JAKARTA BARAT, DKI JAKARTA – Sebanyak 321 warga negara asing (WNA) yang diamankan dalam pengungkapan kasus judi online (judol) jaringan internasional di Jakarta Barat dipindahkan ke sejumlah kantor imigrasi pada Minggu (10/05/2026) guna menjalani pemeriksaan lanjutan.
Langkah tersebut dilakukan sebagai bagian dari proses pendalaman kasus serta koordinasi lintas instansi dalam penanganan perkara perjudian online berskala internasional yang sebelumnya diungkap oleh Bareskrim Polri.
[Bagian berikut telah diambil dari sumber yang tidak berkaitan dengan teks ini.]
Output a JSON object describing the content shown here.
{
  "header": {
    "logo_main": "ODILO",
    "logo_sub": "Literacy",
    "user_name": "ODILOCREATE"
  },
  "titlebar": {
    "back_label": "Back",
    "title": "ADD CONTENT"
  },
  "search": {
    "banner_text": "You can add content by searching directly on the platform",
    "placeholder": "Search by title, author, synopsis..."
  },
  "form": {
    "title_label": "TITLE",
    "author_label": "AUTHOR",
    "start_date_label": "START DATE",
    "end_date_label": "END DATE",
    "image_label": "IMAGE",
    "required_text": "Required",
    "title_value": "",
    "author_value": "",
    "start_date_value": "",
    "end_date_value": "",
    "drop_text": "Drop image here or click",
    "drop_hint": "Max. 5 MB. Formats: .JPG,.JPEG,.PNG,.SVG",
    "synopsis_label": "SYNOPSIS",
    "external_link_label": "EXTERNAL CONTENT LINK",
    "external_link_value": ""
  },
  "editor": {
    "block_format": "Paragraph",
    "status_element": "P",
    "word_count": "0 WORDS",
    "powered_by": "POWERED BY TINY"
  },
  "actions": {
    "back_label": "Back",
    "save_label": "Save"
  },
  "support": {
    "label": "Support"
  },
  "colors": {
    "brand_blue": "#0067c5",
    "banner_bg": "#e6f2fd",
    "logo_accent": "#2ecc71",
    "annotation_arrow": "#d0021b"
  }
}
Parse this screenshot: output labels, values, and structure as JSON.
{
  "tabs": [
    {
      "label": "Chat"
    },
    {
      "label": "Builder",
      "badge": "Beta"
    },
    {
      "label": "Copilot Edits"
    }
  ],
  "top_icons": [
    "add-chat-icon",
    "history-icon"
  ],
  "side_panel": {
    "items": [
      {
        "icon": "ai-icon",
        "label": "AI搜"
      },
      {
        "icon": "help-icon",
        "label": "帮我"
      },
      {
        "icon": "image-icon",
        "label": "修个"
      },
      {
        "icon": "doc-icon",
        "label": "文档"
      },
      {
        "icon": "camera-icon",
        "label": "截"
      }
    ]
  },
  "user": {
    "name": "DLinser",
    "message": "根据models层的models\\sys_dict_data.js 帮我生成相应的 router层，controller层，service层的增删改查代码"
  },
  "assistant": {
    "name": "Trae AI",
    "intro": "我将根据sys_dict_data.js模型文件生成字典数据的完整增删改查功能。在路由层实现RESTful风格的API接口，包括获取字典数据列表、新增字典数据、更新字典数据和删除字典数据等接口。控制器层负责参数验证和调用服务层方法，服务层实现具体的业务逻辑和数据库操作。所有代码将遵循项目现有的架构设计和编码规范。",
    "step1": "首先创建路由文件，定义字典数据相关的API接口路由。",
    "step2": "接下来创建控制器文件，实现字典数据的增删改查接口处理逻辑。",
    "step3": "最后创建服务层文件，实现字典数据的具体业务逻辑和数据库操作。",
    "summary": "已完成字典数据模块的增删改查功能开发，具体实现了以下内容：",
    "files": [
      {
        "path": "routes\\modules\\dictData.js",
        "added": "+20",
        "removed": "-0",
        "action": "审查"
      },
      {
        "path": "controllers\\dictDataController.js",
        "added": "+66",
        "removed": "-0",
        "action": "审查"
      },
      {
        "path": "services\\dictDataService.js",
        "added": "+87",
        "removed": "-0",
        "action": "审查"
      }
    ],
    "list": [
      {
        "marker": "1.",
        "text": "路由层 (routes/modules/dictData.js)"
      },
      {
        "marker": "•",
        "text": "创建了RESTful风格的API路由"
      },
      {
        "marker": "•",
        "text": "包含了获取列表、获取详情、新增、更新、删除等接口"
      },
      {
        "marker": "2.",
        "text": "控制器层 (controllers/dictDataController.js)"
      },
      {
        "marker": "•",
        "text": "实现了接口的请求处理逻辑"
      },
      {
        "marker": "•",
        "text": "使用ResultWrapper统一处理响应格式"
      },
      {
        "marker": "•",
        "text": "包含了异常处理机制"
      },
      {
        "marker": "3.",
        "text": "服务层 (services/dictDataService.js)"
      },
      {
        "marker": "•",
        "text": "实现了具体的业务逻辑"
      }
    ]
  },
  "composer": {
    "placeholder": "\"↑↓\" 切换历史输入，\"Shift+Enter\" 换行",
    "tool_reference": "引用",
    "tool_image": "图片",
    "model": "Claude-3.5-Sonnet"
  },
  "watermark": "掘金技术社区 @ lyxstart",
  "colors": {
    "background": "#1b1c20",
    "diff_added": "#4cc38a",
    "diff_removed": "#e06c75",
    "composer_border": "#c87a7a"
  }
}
Karopenmas Divhumas Polri, Trunoyudo Wisnu Andiko menyampaikan bahwa pemindahan ratusan WNA itu dilakukan untuk mempercepat proses pemeriksaan keimigrasian dan penegakan hukum secara terpadu.
“Hari ini dilakukan pemindahan terhadap 321 WNA ke beberapa lokasi pemeriksaan keimigrasian untuk proses lebih lanjut,” ujar Brigjen Pol. Trunoyudo.
Dalam proses tersebut, para WNA dibagi ke sejumlah titik pemeriksaan berbeda. Sebanyak 150 orang dipindahkan ke Rumah Detensi Imigrasi (Rudenim), kemudian 150 orang lainnya dibawa ke Direktorat Imigrasi Pusat, sedangkan 21 orang sisanya menjalani pemeriksaan di Kantor Imigrasi Jakarta Barat.
Menurut Brigjen Pol. Trunoyudo, proses penanganan perkara masih terus berlangsung dan dilakukan secara simultan bersama stakeholder terkait, termasuk pihak imigrasi.
“Proses ini masih terus berjalan secara berkelanjutan dan simultan, termasuk koordinasi dengan pihak imigrasi dalam rangka pemeriksaan lanjutan,” ungkapnya.
Sebelumnya, Bareskrim Polri berhasil mengungkap praktik perjudian online jaringan internasional yang beroperasi di wilayah Jakarta Barat. Dalam pengungkapan tersebut, aparat mengamankan total 321 WNA dari berbagai negara yang diduga tengah menjalankan aktivitas perjudian online.
Pengungkapan ini menjadi salah satu operasi besar dalam upaya pemberantasan perjudian online lintas negara yang belakangan marak beroperasi di Indonesia dengan memanfaatkan jaringan digital internasional.
Penyidik kini masih mendalami peran masing-masing pihak serta menelusuri kemungkinan adanya keterlibatan jaringan lain dalam kasus tersebut.